The above quote refers to the original production.  We just can’t compete with that.  We were doing it more or less off the cuff.  But Episode 7, the Backyard, executed at 7 PM in Gelsey’s backyard on a Tuesday night in early summer with the temperature just so, was where it all came together for us.  We went somewhere else – I’m not sure where, but we all knew afterwards that that was the one.

It may be said that our Backyard was more Private Parts than Perfect Lives – a harkening back to an earlier model.  As Aliza has described on this blog, her initial connection to the piece was to Episodes 1 & 7 – for some of us the realization on June 7th was the first major contact with some of the episodes.  As was the case with the whole day in general, adjustments had to be made from the reference of the released version, and this was our most major change from the television opera.

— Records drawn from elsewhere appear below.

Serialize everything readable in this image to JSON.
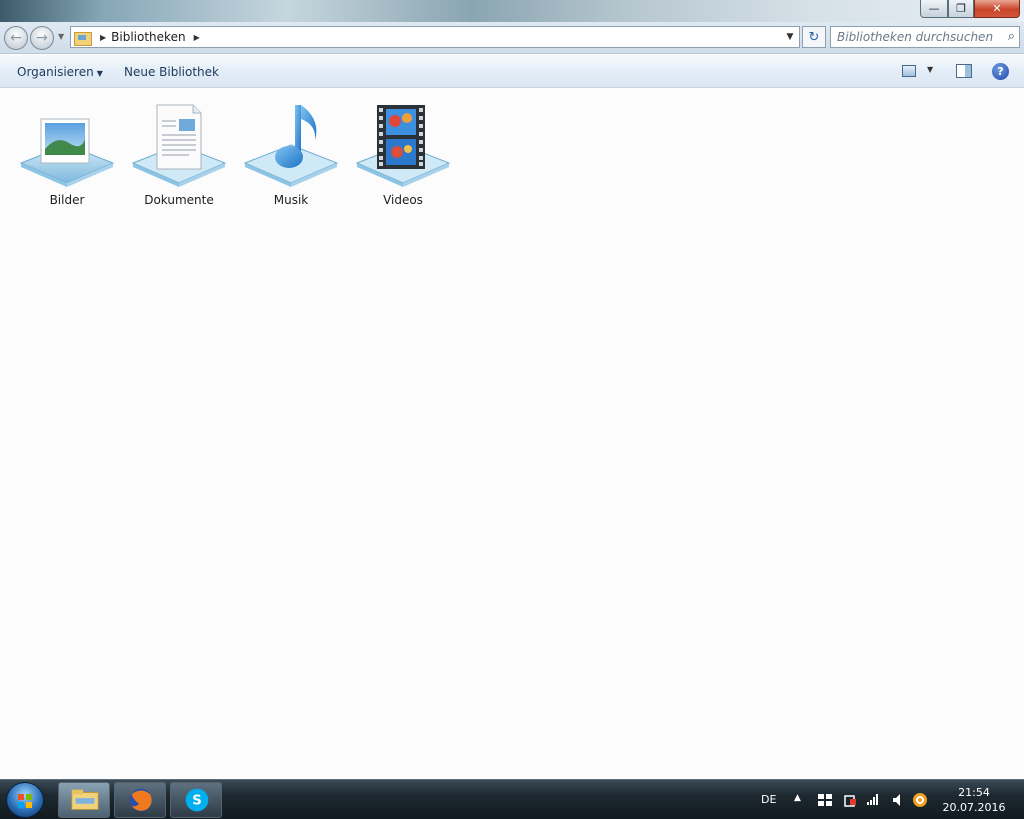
{
  "window": {
    "controls": {
      "minimize": "—",
      "maximize": "❐",
      "close": "✕"
    }
  },
  "navigation": {
    "back_icon": "←",
    "forward_icon": "→",
    "address": {
      "crumb": "Bibliotheken"
    },
    "refresh_icon": "↻",
    "search": {
      "placeholder": "Bibliotheken durchsuchen",
      "icon": "⌕"
    }
  },
  "toolbar": {
    "organize_label": "Organisieren",
    "new_library_label": "Neue Bibliothek",
    "help_label": "?"
  },
  "libraries": [
    {
      "label": "Bilder",
      "icon": "pictures-library-icon"
    },
    {
      "label": "Dokumente",
      "icon": "documents-library-icon"
    },
    {
      "label": "Musik",
      "icon": "music-library-icon"
    },
    {
      "label": "Videos",
      "icon": "videos-library-icon"
    }
  ],
  "taskbar": {
    "language": "DE",
    "time": "21:54",
    "date": "20.07.2016"
  },
  "colors": {
    "accent": "#1e395b",
    "close_red": "#c9452a",
    "shelf_blue": "#8fc6e6"
  }
}
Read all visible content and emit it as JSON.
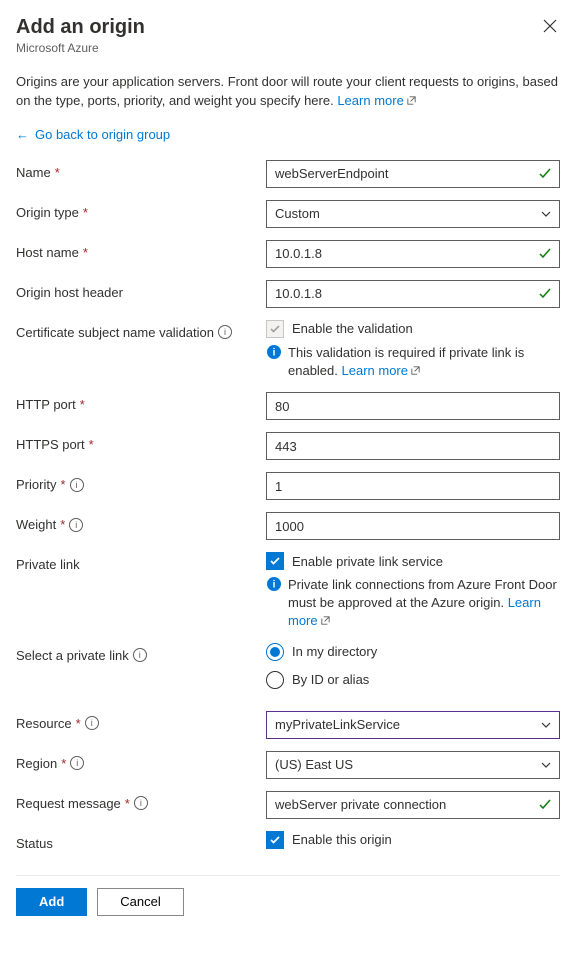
{
  "header": {
    "title": "Add an origin",
    "subtitle": "Microsoft Azure"
  },
  "description": {
    "text": "Origins are your application servers. Front door will route your client requests to origins, based on the type, ports, priority, and weight you specify here. ",
    "link": "Learn more"
  },
  "backLink": "Go back to origin group",
  "labels": {
    "name": "Name",
    "originType": "Origin type",
    "hostName": "Host name",
    "originHostHeader": "Origin host header",
    "certValidation": "Certificate subject name validation",
    "httpPort": "HTTP port",
    "httpsPort": "HTTPS port",
    "priority": "Priority",
    "weight": "Weight",
    "privateLink": "Private link",
    "selectPrivateLink": "Select a private link",
    "resource": "Resource",
    "region": "Region",
    "requestMessage": "Request message",
    "status": "Status"
  },
  "values": {
    "name": "webServerEndpoint",
    "originType": "Custom",
    "hostName": "10.0.1.8",
    "originHostHeader": "10.0.1.8",
    "httpPort": "80",
    "httpsPort": "443",
    "priority": "1",
    "weight": "1000",
    "resource": "myPrivateLinkService",
    "region": "(US) East US",
    "requestMessage": "webServer private connection"
  },
  "checks": {
    "enableValidation": "Enable the validation",
    "validationNote": "This validation is required if private link is enabled. ",
    "validationNoteLink": "Learn more",
    "enablePrivateLink": "Enable private link service",
    "privateLinkNote": "Private link connections from Azure Front Door must be approved at the Azure origin. ",
    "privateLinkNoteLink": "Learn more",
    "enableOrigin": "Enable this origin"
  },
  "radios": {
    "inDirectory": "In my directory",
    "byId": "By ID or alias"
  },
  "buttons": {
    "add": "Add",
    "cancel": "Cancel"
  }
}
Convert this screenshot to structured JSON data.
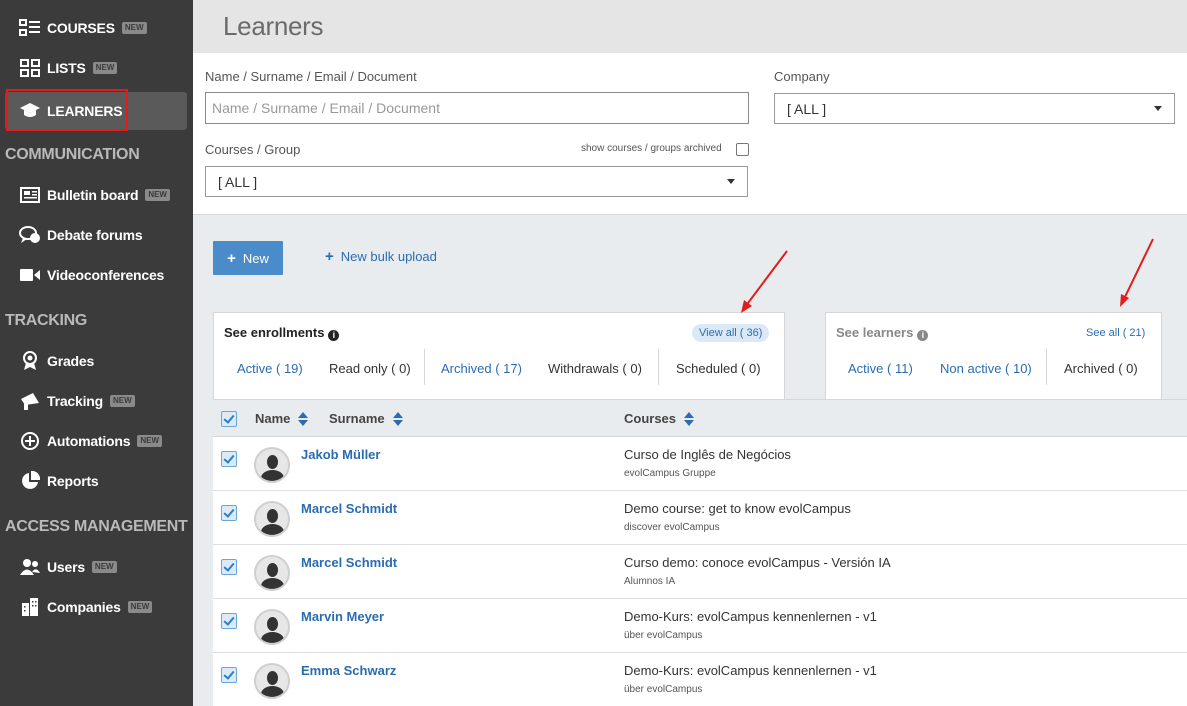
{
  "sidebar": {
    "items": [
      {
        "label": "COURSES",
        "badge": "NEW",
        "icon": "list-icon"
      },
      {
        "label": "LISTS",
        "badge": "NEW",
        "icon": "grid-icon"
      },
      {
        "label": "LEARNERS",
        "badge": "",
        "icon": "graduation-cap-icon"
      },
      {
        "label": "Bulletin board",
        "badge": "NEW",
        "icon": "newspaper-icon"
      },
      {
        "label": "Debate forums",
        "badge": "",
        "icon": "chat-icon"
      },
      {
        "label": "Videoconferences",
        "badge": "",
        "icon": "video-camera-icon"
      },
      {
        "label": "Grades",
        "badge": "",
        "icon": "award-icon"
      },
      {
        "label": "Tracking",
        "badge": "NEW",
        "icon": "megaphone-icon"
      },
      {
        "label": "Automations",
        "badge": "NEW",
        "icon": "plus-circle-icon"
      },
      {
        "label": "Reports",
        "badge": "",
        "icon": "pie-chart-icon"
      },
      {
        "label": "Users",
        "badge": "NEW",
        "icon": "users-icon"
      },
      {
        "label": "Companies",
        "badge": "NEW",
        "icon": "building-icon"
      }
    ],
    "sections": {
      "communication": "COMMUNICATION",
      "tracking": "TRACKING",
      "access": "ACCESS MANAGEMENT"
    }
  },
  "header": {
    "title": "Learners"
  },
  "filters": {
    "name_label": "Name / Surname / Email / Document",
    "name_placeholder": "Name / Surname / Email / Document",
    "company_label": "Company",
    "company_value": "[ ALL ]",
    "courses_label": "Courses / Group",
    "courses_value": "[ ALL ]",
    "show_archived_label": "show courses / groups archived"
  },
  "actions": {
    "new_label": "New",
    "bulk_label": "New bulk upload"
  },
  "enrollments": {
    "title": "See enrollments",
    "view_all": "View all ( 36)",
    "tabs": [
      "Active ( 19)",
      "Read only ( 0)",
      "Archived ( 17)",
      "Withdrawals ( 0)",
      "Scheduled ( 0)"
    ]
  },
  "learners_panel": {
    "title": "See learners",
    "see_all": "See all ( 21)",
    "tabs": [
      "Active ( 11)",
      "Non active ( 10)",
      "Archived ( 0)"
    ]
  },
  "table": {
    "headers": {
      "name": "Name",
      "surname": "Surname",
      "courses": "Courses"
    },
    "rows": [
      {
        "name": "Jakob Müller",
        "course": "Curso de Inglês de Negócios",
        "group": "evolCampus Gruppe"
      },
      {
        "name": "Marcel Schmidt",
        "course": "Demo course: get to know evolCampus",
        "group": "discover evolCampus"
      },
      {
        "name": "Marcel Schmidt",
        "course": "Curso demo: conoce evolCampus - Versión IA",
        "group": "Alumnos IA"
      },
      {
        "name": "Marvin Meyer",
        "course": "Demo-Kurs: evolCampus kennenlernen - v1",
        "group": "über evolCampus"
      },
      {
        "name": "Emma Schwarz",
        "course": "Demo-Kurs: evolCampus kennenlernen - v1",
        "group": "über evolCampus"
      }
    ]
  },
  "colors": {
    "sidebar_bg": "#3b3b3b",
    "accent": "#4a8bc9",
    "link": "#2b6cb0",
    "highlight": "#e31b1b"
  }
}
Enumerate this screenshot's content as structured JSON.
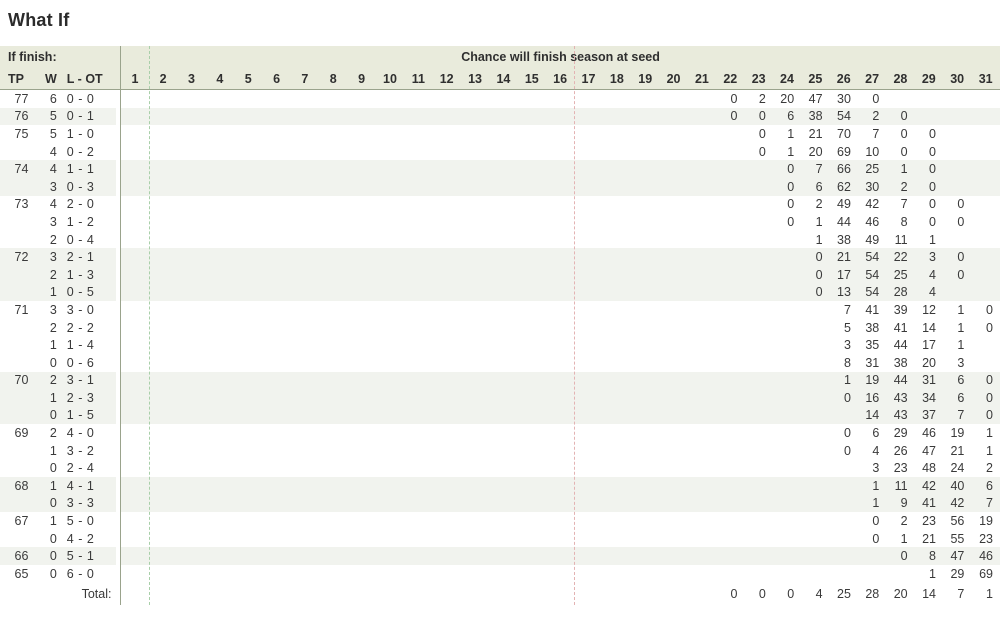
{
  "page": {
    "title": "What If"
  },
  "table": {
    "group_header_left": "If finish:",
    "group_header_right": "Chance will finish season at seed",
    "columns": {
      "tp": "TP",
      "w": "W",
      "lot": "L - OT"
    },
    "seeds": [
      "1",
      "2",
      "3",
      "4",
      "5",
      "6",
      "7",
      "8",
      "9",
      "10",
      "11",
      "12",
      "13",
      "14",
      "15",
      "16",
      "17",
      "18",
      "19",
      "20",
      "21",
      "22",
      "23",
      "24",
      "25",
      "26",
      "27",
      "28",
      "29",
      "30",
      "31"
    ],
    "total_label": "Total:",
    "rows": [
      {
        "tp": "77",
        "w": "6",
        "lot": "0 - 0",
        "shade": false,
        "values": {
          "22": "0",
          "23": "2",
          "24": "20",
          "25": "47",
          "26": "30",
          "27": "0"
        }
      },
      {
        "tp": "76",
        "w": "5",
        "lot": "0 - 1",
        "shade": true,
        "values": {
          "22": "0",
          "23": "0",
          "24": "6",
          "25": "38",
          "26": "54",
          "27": "2",
          "28": "0"
        }
      },
      {
        "tp": "75",
        "w": "5",
        "lot": "1 - 0",
        "shade": false,
        "values": {
          "23": "0",
          "24": "1",
          "25": "21",
          "26": "70",
          "27": "7",
          "28": "0",
          "29": "0"
        }
      },
      {
        "tp": "",
        "w": "4",
        "lot": "0 - 2",
        "shade": false,
        "values": {
          "23": "0",
          "24": "1",
          "25": "20",
          "26": "69",
          "27": "10",
          "28": "0",
          "29": "0"
        }
      },
      {
        "tp": "74",
        "w": "4",
        "lot": "1 - 1",
        "shade": true,
        "values": {
          "24": "0",
          "25": "7",
          "26": "66",
          "27": "25",
          "28": "1",
          "29": "0"
        }
      },
      {
        "tp": "",
        "w": "3",
        "lot": "0 - 3",
        "shade": true,
        "values": {
          "24": "0",
          "25": "6",
          "26": "62",
          "27": "30",
          "28": "2",
          "29": "0"
        }
      },
      {
        "tp": "73",
        "w": "4",
        "lot": "2 - 0",
        "shade": false,
        "values": {
          "24": "0",
          "25": "2",
          "26": "49",
          "27": "42",
          "28": "7",
          "29": "0",
          "30": "0"
        }
      },
      {
        "tp": "",
        "w": "3",
        "lot": "1 - 2",
        "shade": false,
        "values": {
          "24": "0",
          "25": "1",
          "26": "44",
          "27": "46",
          "28": "8",
          "29": "0",
          "30": "0"
        }
      },
      {
        "tp": "",
        "w": "2",
        "lot": "0 - 4",
        "shade": false,
        "values": {
          "25": "1",
          "26": "38",
          "27": "49",
          "28": "11",
          "29": "1"
        }
      },
      {
        "tp": "72",
        "w": "3",
        "lot": "2 - 1",
        "shade": true,
        "values": {
          "25": "0",
          "26": "21",
          "27": "54",
          "28": "22",
          "29": "3",
          "30": "0"
        }
      },
      {
        "tp": "",
        "w": "2",
        "lot": "1 - 3",
        "shade": true,
        "values": {
          "25": "0",
          "26": "17",
          "27": "54",
          "28": "25",
          "29": "4",
          "30": "0"
        }
      },
      {
        "tp": "",
        "w": "1",
        "lot": "0 - 5",
        "shade": true,
        "values": {
          "25": "0",
          "26": "13",
          "27": "54",
          "28": "28",
          "29": "4"
        }
      },
      {
        "tp": "71",
        "w": "3",
        "lot": "3 - 0",
        "shade": false,
        "values": {
          "26": "7",
          "27": "41",
          "28": "39",
          "29": "12",
          "30": "1",
          "31": "0"
        }
      },
      {
        "tp": "",
        "w": "2",
        "lot": "2 - 2",
        "shade": false,
        "values": {
          "26": "5",
          "27": "38",
          "28": "41",
          "29": "14",
          "30": "1",
          "31": "0"
        }
      },
      {
        "tp": "",
        "w": "1",
        "lot": "1 - 4",
        "shade": false,
        "values": {
          "26": "3",
          "27": "35",
          "28": "44",
          "29": "17",
          "30": "1"
        }
      },
      {
        "tp": "",
        "w": "0",
        "lot": "0 - 6",
        "shade": false,
        "values": {
          "26": "8",
          "27": "31",
          "28": "38",
          "29": "20",
          "30": "3"
        }
      },
      {
        "tp": "70",
        "w": "2",
        "lot": "3 - 1",
        "shade": true,
        "values": {
          "26": "1",
          "27": "19",
          "28": "44",
          "29": "31",
          "30": "6",
          "31": "0"
        }
      },
      {
        "tp": "",
        "w": "1",
        "lot": "2 - 3",
        "shade": true,
        "values": {
          "26": "0",
          "27": "16",
          "28": "43",
          "29": "34",
          "30": "6",
          "31": "0"
        }
      },
      {
        "tp": "",
        "w": "0",
        "lot": "1 - 5",
        "shade": true,
        "values": {
          "27": "14",
          "28": "43",
          "29": "37",
          "30": "7",
          "31": "0"
        }
      },
      {
        "tp": "69",
        "w": "2",
        "lot": "4 - 0",
        "shade": false,
        "values": {
          "26": "0",
          "27": "6",
          "28": "29",
          "29": "46",
          "30": "19",
          "31": "1"
        }
      },
      {
        "tp": "",
        "w": "1",
        "lot": "3 - 2",
        "shade": false,
        "values": {
          "26": "0",
          "27": "4",
          "28": "26",
          "29": "47",
          "30": "21",
          "31": "1"
        }
      },
      {
        "tp": "",
        "w": "0",
        "lot": "2 - 4",
        "shade": false,
        "values": {
          "27": "3",
          "28": "23",
          "29": "48",
          "30": "24",
          "31": "2"
        }
      },
      {
        "tp": "68",
        "w": "1",
        "lot": "4 - 1",
        "shade": true,
        "values": {
          "27": "1",
          "28": "11",
          "29": "42",
          "30": "40",
          "31": "6"
        }
      },
      {
        "tp": "",
        "w": "0",
        "lot": "3 - 3",
        "shade": true,
        "values": {
          "27": "1",
          "28": "9",
          "29": "41",
          "30": "42",
          "31": "7"
        }
      },
      {
        "tp": "67",
        "w": "1",
        "lot": "5 - 0",
        "shade": false,
        "values": {
          "27": "0",
          "28": "2",
          "29": "23",
          "30": "56",
          "31": "19"
        }
      },
      {
        "tp": "",
        "w": "0",
        "lot": "4 - 2",
        "shade": false,
        "values": {
          "27": "0",
          "28": "1",
          "29": "21",
          "30": "55",
          "31": "23"
        }
      },
      {
        "tp": "66",
        "w": "0",
        "lot": "5 - 1",
        "shade": true,
        "values": {
          "28": "0",
          "29": "8",
          "30": "47",
          "31": "46"
        }
      },
      {
        "tp": "65",
        "w": "0",
        "lot": "6 - 0",
        "shade": false,
        "values": {
          "29": "1",
          "30": "29",
          "31": "69"
        }
      }
    ],
    "totals": {
      "22": "0",
      "23": "0",
      "24": "0",
      "25": "4",
      "26": "25",
      "27": "28",
      "28": "20",
      "29": "14",
      "30": "7",
      "31": "1"
    }
  },
  "guides": {
    "green_after_seed": "1",
    "red_after_seed": "16"
  },
  "colors": {
    "header_bg": "#e9ebdc",
    "row_shade": "#f1f3ee",
    "rule": "#9aa38c",
    "green_dash": "#a9cfa9",
    "red_dash": "#e3b3b3"
  }
}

Our biggest change: Woody Leslie sat in on tabla.  Woody recognized the playing on Private Parts as a common six-beat tala [metric cycle, more or less], and despite an ailing wrist, sounded great and was the skeleton for the rest of the music.  Gelsey added a one-handed drone keyboard part on the Casio, rounding out the Private Parts feel.  Brian added rhythmically slicing chords on melodica, which to me made the rest of the sound stick together.  Paul started on additional percussion but had the inspired idea (beforehand) to transition to the upright piano next to the window upstairs half way through, adding some of the pianistic flourishes of the Perfect Lives Episode 7 to our otherwise Private Parts realization.  The atmospheric affect of this unseen contribution is hard to overstate.  Gelsey’s backyard, a story below the ground and nicely canopied, has clear, narrow seating area.  When sound comes from above and joins with sound from one end, the audience is enveloped, with no place to turn.  This was by no means brute force however; everything was kept at a moderate level, so you still had to come to the sound to some extent.  Gelsey and I added occasional choral reading, but as neither antecedent makes extended use of chorus (while the text seems to suggest almost constant chorus), we decided our choral entrances would create punctuation between several similar paragraphs.  Aliza approached the vocal lead with a calm sureness, very much her own filtering of Ashley’s pacing on Private Parts.

But of course this recipe says little of what happened.  Our audience peaked during this episode.  The backyard was full, and there was an overwhelming feeling I got from this accumulation of listeners who no doubt found out last minute and came into a stranger’s home.  That funny gratitude you get when you’re performing for adventurous, eager acquaintances when you thought it would just be your close friends.  When I attempted this episode alone on DeKalb Avenue outside of Pratt (effectively my back yard at the time) in 2009, it was the low point of that realization.  There was no gathering to mark the passing of a lovely summer evening, and so nothing was marked.  But here we were, with Aliza, not exactly in a doorway, but something.  There is also something extremely evocative of the substitution of a middle aged man with a young woman in reading this episode – not a father reflecting on a daughter, something much more sisterly, or a daughter looking at a father looking at a daughter.  A somewhat off reflection rather than a loving portrait.  Something closer, something that might make the emergence of the moon, the presence of one’s breath, etc. feel more immediate.

When we got to Episode 7, everything seemed right there – at once in Illinois, in Brooklyn, in 1983, in 2011, whenever, a man, a woman.  It all kind of collapsed for me right then and there.  And no disrespect to the other episodes, but that was it, that was where it was.